Dancing in Chains: Reconciling Instruction Following and Faithfulness in Language Models
Zhengxuan Wu, Yuhao Zhang, Peng Qi, Yumo Xu, Rujun Han, Yian Zhang, Jifan Chen, Bonan Min, Zhiheng Huang
TL;DR
The paper identifies a fundamental trade-off between instruction following and faithfulness in language model alignment when trained on datasets with conflicting objectives. It demonstrates that traditional multitask learning struggles to reconcile the two goals, and that fine-tuning on one objective can degrade the other. The authors introduce ReSet, a rejection-sampling-based continual self-instruction tuning approach, and show that it substantially improves faithfulness while preserving instruction-following performance, even with a relatively small, high-quality data budget. The work offers a practical pathway to more reliable, grounded, and user-aligned LMs and highlights the importance of data quality and objective alignment in multitask training settings.
Abstract
Modern language models (LMs) need to follow human instructions while being faithful; yet, they often fail to achieve both. Here, we provide concrete evidence of a trade-off between instruction following (i.e., follow open-ended instructions) and faithfulness (i.e., ground responses in given context) when training LMs with these objectives.
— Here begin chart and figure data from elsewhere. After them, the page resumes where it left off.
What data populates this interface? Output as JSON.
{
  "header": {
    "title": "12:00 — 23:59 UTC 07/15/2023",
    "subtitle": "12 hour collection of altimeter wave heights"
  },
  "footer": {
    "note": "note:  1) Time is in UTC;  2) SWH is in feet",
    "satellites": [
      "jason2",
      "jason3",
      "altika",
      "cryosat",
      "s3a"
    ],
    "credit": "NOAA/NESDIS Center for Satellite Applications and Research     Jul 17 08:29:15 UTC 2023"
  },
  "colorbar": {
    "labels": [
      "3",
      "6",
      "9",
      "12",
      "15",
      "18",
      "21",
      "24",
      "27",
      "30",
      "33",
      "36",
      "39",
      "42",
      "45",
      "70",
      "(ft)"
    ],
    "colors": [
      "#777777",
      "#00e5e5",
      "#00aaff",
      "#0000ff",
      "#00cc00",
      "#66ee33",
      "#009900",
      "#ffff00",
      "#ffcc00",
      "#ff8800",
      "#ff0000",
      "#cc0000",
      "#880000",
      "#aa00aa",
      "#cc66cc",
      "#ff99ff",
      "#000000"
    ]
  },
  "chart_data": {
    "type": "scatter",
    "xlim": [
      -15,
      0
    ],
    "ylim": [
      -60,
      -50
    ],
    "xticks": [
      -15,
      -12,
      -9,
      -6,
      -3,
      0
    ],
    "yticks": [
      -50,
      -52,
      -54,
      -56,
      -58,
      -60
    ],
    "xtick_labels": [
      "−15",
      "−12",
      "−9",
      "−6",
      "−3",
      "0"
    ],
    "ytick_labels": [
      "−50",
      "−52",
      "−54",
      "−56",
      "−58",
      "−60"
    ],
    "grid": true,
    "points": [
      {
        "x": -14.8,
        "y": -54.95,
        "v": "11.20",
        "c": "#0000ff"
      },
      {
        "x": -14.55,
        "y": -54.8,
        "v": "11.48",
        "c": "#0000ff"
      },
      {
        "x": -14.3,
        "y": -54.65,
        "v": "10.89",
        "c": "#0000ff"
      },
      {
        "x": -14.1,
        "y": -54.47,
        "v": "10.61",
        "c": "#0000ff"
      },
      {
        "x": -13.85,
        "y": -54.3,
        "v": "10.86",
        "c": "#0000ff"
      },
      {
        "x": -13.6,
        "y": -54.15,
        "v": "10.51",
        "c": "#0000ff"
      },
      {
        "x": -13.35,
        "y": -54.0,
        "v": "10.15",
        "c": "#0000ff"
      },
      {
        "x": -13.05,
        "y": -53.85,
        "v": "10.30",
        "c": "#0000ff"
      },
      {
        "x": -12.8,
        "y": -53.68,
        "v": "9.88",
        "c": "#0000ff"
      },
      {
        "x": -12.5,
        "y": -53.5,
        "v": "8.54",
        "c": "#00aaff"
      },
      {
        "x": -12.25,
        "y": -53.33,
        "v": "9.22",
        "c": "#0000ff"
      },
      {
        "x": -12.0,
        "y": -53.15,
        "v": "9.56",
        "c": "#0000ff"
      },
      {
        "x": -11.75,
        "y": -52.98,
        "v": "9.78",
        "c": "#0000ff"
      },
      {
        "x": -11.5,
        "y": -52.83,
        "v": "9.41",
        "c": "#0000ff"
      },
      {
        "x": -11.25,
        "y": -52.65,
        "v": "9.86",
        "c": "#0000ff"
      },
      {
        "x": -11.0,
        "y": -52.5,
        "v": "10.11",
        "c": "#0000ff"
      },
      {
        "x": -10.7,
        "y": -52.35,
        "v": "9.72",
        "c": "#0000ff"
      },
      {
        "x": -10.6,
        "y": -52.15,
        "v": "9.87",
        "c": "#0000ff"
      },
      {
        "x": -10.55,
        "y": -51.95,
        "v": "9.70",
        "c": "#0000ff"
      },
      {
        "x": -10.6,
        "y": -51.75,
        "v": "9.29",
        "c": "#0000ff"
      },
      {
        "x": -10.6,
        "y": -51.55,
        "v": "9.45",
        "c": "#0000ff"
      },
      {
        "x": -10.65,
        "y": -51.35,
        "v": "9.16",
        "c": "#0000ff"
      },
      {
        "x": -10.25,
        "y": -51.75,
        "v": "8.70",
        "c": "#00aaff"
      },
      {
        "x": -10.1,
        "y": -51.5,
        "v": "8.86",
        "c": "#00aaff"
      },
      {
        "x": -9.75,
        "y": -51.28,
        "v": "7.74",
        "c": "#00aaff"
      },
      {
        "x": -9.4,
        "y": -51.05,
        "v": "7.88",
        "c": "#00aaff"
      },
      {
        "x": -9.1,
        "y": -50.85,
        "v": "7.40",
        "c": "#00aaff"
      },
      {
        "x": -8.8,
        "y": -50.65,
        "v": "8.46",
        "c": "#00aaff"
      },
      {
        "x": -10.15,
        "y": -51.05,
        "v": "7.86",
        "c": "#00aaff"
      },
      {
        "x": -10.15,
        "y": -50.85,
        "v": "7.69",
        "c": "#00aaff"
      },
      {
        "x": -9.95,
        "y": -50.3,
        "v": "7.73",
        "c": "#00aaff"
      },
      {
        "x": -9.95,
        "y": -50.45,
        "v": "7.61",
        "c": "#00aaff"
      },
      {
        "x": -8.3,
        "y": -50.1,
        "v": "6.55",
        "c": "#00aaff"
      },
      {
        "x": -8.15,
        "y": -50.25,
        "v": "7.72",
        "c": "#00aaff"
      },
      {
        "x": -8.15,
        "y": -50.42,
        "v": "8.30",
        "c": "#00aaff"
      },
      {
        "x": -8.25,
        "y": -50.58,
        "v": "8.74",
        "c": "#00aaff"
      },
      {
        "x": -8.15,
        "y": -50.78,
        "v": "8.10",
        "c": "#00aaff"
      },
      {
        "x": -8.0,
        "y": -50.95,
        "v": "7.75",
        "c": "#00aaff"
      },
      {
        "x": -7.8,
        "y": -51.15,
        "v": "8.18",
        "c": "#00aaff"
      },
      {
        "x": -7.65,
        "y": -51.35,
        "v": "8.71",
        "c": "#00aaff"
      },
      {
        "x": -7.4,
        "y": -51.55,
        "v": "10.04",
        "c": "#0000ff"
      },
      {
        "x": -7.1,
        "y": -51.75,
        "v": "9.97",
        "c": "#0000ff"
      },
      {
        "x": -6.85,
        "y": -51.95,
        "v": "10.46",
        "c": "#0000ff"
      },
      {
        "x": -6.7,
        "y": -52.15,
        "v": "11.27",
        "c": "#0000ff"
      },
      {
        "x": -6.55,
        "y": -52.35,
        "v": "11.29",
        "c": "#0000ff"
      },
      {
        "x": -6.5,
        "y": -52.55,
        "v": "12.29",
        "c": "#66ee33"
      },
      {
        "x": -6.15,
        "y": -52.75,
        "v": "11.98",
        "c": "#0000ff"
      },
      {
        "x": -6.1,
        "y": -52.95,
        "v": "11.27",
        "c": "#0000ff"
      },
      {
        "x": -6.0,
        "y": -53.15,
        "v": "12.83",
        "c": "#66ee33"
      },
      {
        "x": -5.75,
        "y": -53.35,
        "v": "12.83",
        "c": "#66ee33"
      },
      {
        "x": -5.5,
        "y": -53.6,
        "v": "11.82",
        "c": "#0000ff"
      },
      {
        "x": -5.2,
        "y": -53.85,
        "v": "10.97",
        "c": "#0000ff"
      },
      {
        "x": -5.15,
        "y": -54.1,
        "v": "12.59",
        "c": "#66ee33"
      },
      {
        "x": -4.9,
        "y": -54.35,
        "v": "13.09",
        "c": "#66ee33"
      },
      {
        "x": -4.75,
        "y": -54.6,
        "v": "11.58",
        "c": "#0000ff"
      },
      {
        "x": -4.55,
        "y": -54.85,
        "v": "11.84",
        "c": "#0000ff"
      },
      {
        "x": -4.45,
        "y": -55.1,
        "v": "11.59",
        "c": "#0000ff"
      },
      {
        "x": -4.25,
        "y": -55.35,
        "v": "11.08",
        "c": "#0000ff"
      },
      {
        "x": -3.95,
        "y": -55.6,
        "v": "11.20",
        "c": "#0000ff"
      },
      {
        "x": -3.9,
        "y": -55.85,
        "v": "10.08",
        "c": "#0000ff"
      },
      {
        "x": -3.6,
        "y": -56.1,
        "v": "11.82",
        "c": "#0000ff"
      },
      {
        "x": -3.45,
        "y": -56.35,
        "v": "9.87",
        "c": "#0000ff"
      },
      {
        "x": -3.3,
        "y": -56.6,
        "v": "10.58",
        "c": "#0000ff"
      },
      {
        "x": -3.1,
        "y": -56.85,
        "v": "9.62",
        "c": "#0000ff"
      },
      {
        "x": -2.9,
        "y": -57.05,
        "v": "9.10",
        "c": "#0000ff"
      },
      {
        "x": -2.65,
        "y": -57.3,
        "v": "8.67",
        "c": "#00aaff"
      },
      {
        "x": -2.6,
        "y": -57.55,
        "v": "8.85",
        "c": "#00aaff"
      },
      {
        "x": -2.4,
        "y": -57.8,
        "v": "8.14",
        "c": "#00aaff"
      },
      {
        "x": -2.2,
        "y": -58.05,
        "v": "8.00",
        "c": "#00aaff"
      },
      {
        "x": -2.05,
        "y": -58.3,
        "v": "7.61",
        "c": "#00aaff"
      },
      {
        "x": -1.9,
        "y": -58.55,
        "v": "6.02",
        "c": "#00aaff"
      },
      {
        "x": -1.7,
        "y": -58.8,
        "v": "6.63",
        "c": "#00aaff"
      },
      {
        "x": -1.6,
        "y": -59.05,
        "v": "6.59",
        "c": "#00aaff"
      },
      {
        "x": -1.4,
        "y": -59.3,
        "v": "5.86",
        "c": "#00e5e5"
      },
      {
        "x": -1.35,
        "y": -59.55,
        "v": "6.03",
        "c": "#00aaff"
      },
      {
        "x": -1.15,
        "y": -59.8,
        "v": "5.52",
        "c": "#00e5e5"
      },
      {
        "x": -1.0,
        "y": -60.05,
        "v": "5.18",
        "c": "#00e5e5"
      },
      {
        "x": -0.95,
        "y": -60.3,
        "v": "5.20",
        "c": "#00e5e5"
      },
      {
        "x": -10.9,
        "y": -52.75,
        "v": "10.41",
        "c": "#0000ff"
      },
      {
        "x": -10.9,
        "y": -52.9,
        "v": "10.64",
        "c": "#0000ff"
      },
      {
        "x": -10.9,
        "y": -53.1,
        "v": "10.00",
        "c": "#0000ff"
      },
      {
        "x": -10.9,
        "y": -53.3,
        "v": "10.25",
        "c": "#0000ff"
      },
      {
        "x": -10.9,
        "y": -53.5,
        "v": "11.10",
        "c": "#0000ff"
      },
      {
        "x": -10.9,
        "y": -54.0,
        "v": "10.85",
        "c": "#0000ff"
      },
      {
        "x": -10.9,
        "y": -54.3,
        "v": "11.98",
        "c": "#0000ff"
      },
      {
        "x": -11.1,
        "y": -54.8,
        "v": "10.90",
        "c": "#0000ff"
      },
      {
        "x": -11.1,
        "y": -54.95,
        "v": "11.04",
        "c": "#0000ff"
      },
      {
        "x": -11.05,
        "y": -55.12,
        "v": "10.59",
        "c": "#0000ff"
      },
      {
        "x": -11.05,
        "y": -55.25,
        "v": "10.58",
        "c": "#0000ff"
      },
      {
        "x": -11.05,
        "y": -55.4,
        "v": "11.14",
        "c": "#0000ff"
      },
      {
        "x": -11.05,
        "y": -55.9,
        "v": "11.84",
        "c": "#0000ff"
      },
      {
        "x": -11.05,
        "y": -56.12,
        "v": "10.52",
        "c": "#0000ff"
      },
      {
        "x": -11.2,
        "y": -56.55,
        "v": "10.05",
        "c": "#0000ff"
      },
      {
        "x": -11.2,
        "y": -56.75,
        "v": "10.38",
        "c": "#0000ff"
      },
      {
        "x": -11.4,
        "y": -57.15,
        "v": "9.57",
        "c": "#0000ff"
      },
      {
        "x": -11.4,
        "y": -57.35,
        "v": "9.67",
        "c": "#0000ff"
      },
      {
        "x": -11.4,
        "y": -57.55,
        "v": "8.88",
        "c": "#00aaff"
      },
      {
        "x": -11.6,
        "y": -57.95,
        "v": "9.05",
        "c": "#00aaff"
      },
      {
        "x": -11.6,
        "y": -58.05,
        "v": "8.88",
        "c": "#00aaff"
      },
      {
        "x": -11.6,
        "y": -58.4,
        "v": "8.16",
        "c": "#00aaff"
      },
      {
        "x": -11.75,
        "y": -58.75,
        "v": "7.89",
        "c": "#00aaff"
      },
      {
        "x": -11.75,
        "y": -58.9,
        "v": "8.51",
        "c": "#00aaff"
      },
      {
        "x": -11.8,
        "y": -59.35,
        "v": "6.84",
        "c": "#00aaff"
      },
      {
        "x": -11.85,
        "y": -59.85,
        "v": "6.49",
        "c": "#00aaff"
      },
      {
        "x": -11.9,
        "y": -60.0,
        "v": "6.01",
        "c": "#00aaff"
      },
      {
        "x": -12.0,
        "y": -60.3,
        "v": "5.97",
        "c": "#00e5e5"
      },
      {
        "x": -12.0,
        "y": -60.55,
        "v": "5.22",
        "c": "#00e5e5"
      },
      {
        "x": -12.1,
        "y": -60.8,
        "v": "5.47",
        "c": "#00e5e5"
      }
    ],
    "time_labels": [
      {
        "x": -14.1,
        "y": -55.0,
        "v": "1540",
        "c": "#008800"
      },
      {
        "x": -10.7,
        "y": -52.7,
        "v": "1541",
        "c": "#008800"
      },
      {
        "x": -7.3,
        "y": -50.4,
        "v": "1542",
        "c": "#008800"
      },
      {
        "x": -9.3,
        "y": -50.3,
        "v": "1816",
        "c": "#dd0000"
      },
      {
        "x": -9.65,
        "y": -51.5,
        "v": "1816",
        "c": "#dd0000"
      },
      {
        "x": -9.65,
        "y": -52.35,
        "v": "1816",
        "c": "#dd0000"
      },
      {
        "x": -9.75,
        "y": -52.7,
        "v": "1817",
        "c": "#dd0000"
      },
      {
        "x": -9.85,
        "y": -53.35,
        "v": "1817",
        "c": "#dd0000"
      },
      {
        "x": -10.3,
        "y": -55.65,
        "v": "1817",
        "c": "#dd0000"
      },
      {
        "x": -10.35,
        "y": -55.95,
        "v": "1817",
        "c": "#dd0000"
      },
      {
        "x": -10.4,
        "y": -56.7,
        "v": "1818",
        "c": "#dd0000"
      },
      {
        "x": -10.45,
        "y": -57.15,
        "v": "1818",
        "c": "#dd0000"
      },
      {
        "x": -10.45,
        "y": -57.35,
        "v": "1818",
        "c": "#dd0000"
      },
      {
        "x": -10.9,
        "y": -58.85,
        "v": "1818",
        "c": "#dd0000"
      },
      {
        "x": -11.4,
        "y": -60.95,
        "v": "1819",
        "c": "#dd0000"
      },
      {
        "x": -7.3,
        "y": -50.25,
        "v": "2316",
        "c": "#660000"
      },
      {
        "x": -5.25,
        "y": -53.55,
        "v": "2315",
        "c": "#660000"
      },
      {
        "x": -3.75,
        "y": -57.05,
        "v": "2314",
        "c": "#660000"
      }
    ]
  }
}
For instance, fine-tuning LLaMA-7B on instruction following datasets renders it less faithful. Conversely, instruction-tuned Vicuna-7B shows degraded performance at following instructions when further optimized on tasks that require contextual grounding. One common remedy is multi-task learning (MTL) with data mixing, yet it remains far from achieving a synergic outcome. We propose a simple yet effective method that relies on Rejection Sampling for Continued Self-instruction Tuning (ReSet), which significantly outperforms vanilla MTL. Surprisingly, we find that less is more, as training ReSet with high-quality, yet substantially smaller data (three-fold less) yields superior results. Our findings offer a better understanding of objective discrepancies in alignment training of LMs.